Une transition progressive vers un processus décisionnel plus efficace et plus démocratique pour la politique fiscale de l'UE - Questions et réponses

Strasbourg, le 15 janvier 2019

Pourquoi une action s'impose-t-elle en ce qui concerne le processus décisionnel en matière de politique fiscale dans l'UE?

Ces dernières années, la fiscalité est devenue un sujet brûlant pour la communauté internationale. La mondialisation et la croissance de l'économie numérique ont amené les dirigeants et les décideurs politiques à se confronter à une situation de plus en plus complexe pour ce qui des questions liées à la fiscalité et aux recettes. Parallèlement, les scandales fiscaux qui ont fait les gros titres de la presse récemment, tels que les affaires des «Panama Papers», ont mis en lumière les lacunes d'un système fiscal international qui a permis une fraude et une évasion fiscales d'une ampleur qu'il n'était pas possible d'imaginer auparavant.

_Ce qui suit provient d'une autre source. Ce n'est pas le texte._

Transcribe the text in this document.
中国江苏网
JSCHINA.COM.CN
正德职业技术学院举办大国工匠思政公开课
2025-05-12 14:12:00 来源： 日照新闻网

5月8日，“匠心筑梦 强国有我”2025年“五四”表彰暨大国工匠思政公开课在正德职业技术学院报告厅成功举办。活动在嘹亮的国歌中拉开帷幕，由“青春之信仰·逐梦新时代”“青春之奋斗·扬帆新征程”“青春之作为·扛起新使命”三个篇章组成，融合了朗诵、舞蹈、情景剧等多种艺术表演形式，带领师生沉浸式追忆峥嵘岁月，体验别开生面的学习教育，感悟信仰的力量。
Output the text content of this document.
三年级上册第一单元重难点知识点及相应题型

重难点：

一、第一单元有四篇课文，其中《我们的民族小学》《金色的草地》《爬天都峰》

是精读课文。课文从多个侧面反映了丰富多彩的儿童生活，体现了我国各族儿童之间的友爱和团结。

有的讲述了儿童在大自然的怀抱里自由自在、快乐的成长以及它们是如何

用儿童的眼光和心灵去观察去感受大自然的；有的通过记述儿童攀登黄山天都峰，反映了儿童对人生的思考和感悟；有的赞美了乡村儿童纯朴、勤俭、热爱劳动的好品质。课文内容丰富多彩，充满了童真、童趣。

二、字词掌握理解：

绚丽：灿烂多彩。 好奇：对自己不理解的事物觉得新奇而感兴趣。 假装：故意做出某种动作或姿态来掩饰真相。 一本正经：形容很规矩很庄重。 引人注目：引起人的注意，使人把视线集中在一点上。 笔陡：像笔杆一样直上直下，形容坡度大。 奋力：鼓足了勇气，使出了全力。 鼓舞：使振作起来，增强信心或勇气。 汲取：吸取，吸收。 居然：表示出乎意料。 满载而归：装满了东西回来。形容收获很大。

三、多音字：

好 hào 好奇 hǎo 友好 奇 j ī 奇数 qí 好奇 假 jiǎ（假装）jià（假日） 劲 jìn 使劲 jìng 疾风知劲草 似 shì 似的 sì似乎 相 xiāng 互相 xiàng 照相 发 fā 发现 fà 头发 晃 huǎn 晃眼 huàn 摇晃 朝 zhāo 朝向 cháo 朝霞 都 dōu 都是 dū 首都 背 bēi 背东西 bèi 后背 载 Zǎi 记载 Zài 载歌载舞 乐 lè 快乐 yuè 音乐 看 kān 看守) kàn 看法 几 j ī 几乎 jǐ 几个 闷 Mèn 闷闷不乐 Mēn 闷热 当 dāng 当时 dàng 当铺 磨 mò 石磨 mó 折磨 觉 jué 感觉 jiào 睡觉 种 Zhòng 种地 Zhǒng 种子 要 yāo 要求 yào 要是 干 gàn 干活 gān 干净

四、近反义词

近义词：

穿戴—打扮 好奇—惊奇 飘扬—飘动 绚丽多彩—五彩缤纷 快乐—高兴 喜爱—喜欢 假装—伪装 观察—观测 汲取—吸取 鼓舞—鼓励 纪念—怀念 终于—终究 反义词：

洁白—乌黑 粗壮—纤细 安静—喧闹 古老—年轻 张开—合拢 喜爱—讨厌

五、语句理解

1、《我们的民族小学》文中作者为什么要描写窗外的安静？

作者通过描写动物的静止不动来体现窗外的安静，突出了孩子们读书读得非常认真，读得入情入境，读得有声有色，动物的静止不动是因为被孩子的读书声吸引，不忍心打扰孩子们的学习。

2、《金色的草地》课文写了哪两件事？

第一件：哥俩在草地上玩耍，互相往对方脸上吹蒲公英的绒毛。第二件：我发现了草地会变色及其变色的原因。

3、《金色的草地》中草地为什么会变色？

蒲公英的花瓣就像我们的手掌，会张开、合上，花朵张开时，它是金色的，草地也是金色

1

Au cours des dernières années, des progrès importants ont été enregistrés au niveau de l'UE en ce qui concerne la lutte contre la fraude et l'évasion fiscales et l'amélioration du régime de taxe sur la valeur ajoutée (TVA). Les règles en matière de transparence ont été renforcées afin que les États membres intensifient sensiblement le partage de leurs informations dans les affaires fiscales transfrontières concernant les citoyens et les grandes entreprises. La perception de la TVA a été améliorée grâce à de nouvelles règles applicables aux ventes en ligne de biens et de services, ainsi qu'à de nouveaux instruments de coopération transfrontière en matière de lutte contre la fraude à la TVA.

Le cadre institutionnel actuel de l'UE régissant ces questions a cependant montré des lacunes: en effet, avant que des mesures puissent être prises, les 28 États membres doivent parvenir à un accord à l'unanimité. Il est fréquent que cette unanimité ne puisse pas être atteinte ou aboutisse à des politiques imparfaites.

Des propositions de réformes fondamentales des systèmes d'imposition des sociétés et des régimes de TVA de l'UE doivent être adoptées pour permettre à l'Union de garantir un marché unique fonctionnant de la même façon pour les entreprises et pour les citoyens: 74 % des citoyens de l'UE attendent de l'Union qu'elle agisse d'urgence en ce qui concerne des questions liées à la justice fiscale. Dans son discours sur l'état de l'Union et sa lettre d'intention de septembre 2018, le président Jean-Claude Juncker a réitéré son engagement personnel en faveur du passage à un système de vote à la majorité qualifiée dans le domaine de la fiscalité.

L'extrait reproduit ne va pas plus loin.